歩行時の右下肢のしびれ 50代男性

症状:

中央区にある証券会社勤務の50代男性が腰痛と右足の痛みやしびれで来院。二か月前から長時間の歩行で右腰から下腿後面にかけて違和感がでてきた。最初は筋肉痛かと思っていたが、徐々に痛みやしびれに変わっていった。他の整形外科クリニックでは腰部脊柱管狭窄症と診断され、痛み止めとビタミン剤を処方された。腰痛と右足の痛みやしびれは歩行で出現し、座位、腰をかがめる姿勢で消失する。また、症状が出るまでの時間も最初は20分程度の歩行だったのが、最近は10分程度で出現するようになったため心配になり当院を受診した。

検査:

姿勢は猫背である。腰を伸展させたところ、右足の痛みとしびれは強くなった。また、腰の筋肉が固く緊張していて、腸腰筋やハムストリングスは短縮していた。
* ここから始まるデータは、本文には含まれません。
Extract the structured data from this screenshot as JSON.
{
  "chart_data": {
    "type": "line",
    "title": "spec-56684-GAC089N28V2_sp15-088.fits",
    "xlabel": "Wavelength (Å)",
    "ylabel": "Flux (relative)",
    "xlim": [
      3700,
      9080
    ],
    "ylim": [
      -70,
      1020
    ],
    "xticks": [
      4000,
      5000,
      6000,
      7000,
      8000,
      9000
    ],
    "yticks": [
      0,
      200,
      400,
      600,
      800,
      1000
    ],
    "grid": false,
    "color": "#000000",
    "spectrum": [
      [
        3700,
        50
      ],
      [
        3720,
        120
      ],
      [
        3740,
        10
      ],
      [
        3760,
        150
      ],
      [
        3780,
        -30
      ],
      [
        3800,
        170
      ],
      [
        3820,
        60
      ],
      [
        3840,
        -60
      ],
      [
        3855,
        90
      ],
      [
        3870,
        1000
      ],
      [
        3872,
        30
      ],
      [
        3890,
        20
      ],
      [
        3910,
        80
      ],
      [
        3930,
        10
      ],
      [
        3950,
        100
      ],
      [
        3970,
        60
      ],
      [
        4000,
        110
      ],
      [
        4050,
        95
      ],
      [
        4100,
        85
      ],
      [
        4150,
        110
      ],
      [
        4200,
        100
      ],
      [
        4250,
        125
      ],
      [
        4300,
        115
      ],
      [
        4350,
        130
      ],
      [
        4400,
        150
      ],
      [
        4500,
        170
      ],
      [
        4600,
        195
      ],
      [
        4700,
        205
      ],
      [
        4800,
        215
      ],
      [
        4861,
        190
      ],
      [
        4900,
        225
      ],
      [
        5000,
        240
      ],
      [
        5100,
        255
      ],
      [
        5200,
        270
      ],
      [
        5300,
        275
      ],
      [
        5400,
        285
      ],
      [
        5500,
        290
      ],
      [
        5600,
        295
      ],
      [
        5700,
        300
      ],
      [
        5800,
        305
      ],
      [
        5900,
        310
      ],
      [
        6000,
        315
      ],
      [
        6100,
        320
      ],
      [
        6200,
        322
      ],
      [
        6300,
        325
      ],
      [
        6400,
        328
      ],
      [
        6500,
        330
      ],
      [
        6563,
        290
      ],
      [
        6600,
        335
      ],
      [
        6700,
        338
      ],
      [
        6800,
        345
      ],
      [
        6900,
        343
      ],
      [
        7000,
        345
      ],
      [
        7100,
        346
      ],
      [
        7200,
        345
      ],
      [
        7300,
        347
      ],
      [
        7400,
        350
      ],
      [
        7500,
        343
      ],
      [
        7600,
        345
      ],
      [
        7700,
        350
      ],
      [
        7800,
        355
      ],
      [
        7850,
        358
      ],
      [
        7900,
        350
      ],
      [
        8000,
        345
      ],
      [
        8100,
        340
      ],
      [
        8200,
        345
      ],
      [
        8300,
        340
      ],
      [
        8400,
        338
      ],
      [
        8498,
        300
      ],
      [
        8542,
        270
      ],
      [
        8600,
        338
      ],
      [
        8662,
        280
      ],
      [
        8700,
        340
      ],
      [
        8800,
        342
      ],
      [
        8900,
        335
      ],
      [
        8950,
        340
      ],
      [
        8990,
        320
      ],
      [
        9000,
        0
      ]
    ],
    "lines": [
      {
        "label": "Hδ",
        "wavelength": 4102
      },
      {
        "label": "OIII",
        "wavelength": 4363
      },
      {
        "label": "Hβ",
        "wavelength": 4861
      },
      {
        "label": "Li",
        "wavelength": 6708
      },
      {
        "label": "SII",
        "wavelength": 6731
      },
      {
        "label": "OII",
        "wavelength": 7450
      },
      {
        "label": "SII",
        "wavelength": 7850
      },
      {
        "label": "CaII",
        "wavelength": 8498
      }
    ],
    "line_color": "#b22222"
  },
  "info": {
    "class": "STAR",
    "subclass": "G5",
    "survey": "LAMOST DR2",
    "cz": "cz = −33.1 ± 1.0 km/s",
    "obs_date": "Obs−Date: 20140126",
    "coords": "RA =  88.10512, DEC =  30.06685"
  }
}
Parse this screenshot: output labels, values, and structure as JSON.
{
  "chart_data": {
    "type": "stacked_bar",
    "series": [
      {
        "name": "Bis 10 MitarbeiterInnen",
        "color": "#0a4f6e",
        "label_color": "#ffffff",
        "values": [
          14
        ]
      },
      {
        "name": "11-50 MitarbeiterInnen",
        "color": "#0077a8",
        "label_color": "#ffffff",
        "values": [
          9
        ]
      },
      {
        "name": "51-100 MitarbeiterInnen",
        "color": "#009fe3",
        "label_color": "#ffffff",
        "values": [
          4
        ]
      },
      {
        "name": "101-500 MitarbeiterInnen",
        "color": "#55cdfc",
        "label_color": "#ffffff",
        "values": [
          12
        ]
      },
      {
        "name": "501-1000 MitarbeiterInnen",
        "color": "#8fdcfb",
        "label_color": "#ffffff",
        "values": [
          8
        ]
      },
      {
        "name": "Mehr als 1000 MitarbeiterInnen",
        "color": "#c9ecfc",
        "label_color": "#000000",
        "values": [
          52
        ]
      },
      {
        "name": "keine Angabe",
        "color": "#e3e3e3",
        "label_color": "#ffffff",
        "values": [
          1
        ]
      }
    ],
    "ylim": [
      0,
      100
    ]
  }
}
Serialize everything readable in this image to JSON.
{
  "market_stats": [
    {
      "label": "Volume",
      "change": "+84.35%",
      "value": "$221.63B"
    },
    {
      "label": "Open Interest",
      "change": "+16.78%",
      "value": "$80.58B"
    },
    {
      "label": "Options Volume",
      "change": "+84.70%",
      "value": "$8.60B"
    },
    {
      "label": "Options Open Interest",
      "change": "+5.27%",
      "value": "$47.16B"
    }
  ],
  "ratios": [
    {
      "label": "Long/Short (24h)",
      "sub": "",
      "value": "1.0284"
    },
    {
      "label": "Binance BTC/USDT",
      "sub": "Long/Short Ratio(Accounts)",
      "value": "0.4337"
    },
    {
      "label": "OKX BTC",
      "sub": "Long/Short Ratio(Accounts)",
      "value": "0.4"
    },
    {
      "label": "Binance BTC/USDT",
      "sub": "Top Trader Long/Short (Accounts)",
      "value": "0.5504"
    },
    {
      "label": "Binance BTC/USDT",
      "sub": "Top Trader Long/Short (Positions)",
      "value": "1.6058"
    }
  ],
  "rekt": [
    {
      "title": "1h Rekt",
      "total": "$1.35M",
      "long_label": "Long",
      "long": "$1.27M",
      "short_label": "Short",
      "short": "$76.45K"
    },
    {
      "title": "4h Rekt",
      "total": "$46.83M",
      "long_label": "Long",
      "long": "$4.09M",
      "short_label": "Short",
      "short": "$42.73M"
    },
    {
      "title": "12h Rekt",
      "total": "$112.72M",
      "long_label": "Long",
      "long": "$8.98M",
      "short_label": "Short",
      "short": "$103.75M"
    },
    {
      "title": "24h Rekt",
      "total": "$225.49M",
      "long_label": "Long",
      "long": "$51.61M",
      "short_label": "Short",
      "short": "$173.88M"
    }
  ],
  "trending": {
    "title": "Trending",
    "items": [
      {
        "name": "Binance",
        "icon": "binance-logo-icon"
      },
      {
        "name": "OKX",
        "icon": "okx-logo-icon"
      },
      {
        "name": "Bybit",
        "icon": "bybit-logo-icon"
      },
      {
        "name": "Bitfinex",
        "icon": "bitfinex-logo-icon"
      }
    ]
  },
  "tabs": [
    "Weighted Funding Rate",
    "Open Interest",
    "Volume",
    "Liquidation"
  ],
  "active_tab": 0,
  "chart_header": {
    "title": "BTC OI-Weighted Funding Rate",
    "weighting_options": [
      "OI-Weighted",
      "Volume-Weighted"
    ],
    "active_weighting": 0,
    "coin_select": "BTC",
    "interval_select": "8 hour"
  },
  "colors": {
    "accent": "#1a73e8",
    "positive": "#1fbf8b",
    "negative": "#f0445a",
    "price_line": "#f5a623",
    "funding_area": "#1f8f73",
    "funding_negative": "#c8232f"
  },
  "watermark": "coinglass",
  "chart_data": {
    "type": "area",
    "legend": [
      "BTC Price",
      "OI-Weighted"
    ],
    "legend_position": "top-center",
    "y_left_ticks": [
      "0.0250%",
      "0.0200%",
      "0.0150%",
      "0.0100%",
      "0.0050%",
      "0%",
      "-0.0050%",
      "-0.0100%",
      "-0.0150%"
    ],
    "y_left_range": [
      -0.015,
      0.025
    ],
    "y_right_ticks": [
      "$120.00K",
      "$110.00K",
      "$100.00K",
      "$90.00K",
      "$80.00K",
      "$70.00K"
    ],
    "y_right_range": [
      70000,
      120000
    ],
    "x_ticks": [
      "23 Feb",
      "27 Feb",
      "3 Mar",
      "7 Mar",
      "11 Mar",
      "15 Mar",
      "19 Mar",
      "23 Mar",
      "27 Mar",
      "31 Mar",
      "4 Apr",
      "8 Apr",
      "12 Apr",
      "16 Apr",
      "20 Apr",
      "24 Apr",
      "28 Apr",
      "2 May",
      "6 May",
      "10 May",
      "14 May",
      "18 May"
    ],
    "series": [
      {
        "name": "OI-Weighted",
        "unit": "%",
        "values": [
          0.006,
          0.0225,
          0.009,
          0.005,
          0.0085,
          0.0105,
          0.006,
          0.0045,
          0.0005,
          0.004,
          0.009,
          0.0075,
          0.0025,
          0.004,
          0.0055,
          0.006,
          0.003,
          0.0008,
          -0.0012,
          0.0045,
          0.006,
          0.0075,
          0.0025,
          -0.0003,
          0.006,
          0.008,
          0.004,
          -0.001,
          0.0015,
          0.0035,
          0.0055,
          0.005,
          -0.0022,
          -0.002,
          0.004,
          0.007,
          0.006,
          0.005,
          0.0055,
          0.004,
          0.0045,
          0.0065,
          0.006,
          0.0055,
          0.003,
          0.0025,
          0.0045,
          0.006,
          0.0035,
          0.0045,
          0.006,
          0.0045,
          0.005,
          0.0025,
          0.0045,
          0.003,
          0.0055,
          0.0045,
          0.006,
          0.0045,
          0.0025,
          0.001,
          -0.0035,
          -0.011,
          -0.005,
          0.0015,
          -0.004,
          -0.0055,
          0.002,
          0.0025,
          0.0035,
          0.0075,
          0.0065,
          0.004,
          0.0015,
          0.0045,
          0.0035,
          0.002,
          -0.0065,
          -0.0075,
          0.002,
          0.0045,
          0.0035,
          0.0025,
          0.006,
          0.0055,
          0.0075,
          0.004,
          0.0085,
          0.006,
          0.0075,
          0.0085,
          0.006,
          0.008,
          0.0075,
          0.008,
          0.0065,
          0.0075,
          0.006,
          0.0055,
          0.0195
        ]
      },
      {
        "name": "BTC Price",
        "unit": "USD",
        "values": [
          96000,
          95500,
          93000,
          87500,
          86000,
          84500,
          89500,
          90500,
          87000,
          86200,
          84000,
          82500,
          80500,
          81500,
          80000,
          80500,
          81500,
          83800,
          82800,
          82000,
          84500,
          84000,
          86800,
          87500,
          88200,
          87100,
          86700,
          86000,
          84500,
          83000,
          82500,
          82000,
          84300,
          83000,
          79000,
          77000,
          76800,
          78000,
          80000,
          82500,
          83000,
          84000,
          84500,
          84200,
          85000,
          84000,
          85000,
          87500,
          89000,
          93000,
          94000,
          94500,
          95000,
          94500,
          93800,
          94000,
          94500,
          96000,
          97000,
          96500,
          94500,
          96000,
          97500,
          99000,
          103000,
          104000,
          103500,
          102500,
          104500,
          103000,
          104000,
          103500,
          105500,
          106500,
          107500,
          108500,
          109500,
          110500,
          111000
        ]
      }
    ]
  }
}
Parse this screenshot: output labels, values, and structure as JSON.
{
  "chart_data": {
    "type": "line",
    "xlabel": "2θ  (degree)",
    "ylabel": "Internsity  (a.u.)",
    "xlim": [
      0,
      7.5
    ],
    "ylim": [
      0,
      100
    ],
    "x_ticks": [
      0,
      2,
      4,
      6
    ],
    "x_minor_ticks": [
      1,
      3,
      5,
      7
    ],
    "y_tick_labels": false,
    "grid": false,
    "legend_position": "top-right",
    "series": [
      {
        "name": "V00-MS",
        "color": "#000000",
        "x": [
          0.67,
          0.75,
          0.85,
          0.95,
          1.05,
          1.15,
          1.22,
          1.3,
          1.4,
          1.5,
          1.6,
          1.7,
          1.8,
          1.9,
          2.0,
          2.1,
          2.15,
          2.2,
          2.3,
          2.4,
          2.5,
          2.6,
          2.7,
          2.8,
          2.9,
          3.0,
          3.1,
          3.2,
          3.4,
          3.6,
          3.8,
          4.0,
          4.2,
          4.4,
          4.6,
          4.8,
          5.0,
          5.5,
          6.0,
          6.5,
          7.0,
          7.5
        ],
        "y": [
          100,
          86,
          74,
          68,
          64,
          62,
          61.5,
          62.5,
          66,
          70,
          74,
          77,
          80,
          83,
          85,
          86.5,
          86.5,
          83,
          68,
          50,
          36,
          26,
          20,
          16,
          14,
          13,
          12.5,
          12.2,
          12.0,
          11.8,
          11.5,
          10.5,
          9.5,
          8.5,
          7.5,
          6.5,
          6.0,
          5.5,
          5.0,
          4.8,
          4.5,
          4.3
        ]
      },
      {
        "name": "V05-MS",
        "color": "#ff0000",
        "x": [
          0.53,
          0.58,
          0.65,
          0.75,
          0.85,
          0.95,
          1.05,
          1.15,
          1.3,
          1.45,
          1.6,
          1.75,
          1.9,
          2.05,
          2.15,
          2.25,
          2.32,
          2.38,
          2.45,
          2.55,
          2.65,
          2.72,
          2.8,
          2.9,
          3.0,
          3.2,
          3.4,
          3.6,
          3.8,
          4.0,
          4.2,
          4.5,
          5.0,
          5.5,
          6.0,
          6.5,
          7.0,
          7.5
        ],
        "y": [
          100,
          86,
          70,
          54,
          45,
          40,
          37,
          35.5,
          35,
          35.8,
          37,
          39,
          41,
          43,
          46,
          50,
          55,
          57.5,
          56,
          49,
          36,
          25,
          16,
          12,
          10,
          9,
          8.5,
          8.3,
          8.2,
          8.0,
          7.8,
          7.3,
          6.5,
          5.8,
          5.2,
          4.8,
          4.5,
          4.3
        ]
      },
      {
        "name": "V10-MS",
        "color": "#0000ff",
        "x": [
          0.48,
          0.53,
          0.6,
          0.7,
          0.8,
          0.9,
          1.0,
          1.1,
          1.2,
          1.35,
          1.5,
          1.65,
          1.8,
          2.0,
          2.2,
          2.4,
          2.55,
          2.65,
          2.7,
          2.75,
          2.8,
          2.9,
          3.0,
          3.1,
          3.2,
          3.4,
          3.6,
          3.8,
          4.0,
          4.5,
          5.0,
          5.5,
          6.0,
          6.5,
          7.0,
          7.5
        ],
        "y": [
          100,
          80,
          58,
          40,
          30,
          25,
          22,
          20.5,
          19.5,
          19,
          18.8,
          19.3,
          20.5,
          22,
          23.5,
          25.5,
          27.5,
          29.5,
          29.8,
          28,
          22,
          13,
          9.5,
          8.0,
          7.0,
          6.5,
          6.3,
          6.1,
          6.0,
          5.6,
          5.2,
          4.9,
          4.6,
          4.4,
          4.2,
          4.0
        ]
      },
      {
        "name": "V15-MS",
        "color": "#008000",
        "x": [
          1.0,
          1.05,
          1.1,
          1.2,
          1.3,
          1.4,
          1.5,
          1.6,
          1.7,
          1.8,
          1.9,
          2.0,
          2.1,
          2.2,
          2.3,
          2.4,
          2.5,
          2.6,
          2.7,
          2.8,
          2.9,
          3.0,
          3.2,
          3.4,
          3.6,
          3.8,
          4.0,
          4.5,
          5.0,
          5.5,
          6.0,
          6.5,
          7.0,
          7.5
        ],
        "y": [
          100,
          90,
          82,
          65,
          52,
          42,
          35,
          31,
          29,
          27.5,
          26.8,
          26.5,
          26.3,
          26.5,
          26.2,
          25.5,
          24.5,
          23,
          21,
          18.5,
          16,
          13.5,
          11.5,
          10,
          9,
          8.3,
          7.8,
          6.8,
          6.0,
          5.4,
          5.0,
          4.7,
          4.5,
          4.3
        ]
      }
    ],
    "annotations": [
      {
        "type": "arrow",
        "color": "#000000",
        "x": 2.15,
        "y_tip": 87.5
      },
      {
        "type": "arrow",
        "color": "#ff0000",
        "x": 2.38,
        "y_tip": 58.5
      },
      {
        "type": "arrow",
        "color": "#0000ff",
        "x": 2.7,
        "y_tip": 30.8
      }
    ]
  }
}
触診による脊柱可動域検査では胸椎、腰椎の可動性低下がみられた。そして、下肢神経学的検査ではアキレス腱反射や皮膚知覚検査において、S1領域に神経学的異常所見がみられた。

治療:

今回の症状は、他の整形外科クリニックで診断されているように間欠性跛行、腰椎伸展時の右下肢しびれの誘発、右足の神経学的異常所見から典型的な腰部脊柱管狭窄症である。治療は神経の圧迫を和らげるために腰の筋肉をゆるめる施術と、胸椎、腰椎の矯正を行った。また、セルフエクササイズとして腰丸め体操を指導した。4回目の治療の頃には、歩行の際の足の痛みやしびれがだいぶ軽くなり、9回目を迎えるころには、足の症状なしに40分程度の歩行が可能になった。

コメント:

腰部脊柱管狭窄症は多くの場合、腰椎伸展位で症状が出現します。腰椎伸展位は脊柱管を狭くするので神経の圧迫が強くなります。少しでも神経への圧迫を軽減させるために、腰部の筋肉の柔軟性と脊柱管を広げることが大事になってきます。また、当院では院長が推奨している腰部脊柱管狭窄症に対する腰丸め体操を積極的にご紹介しています。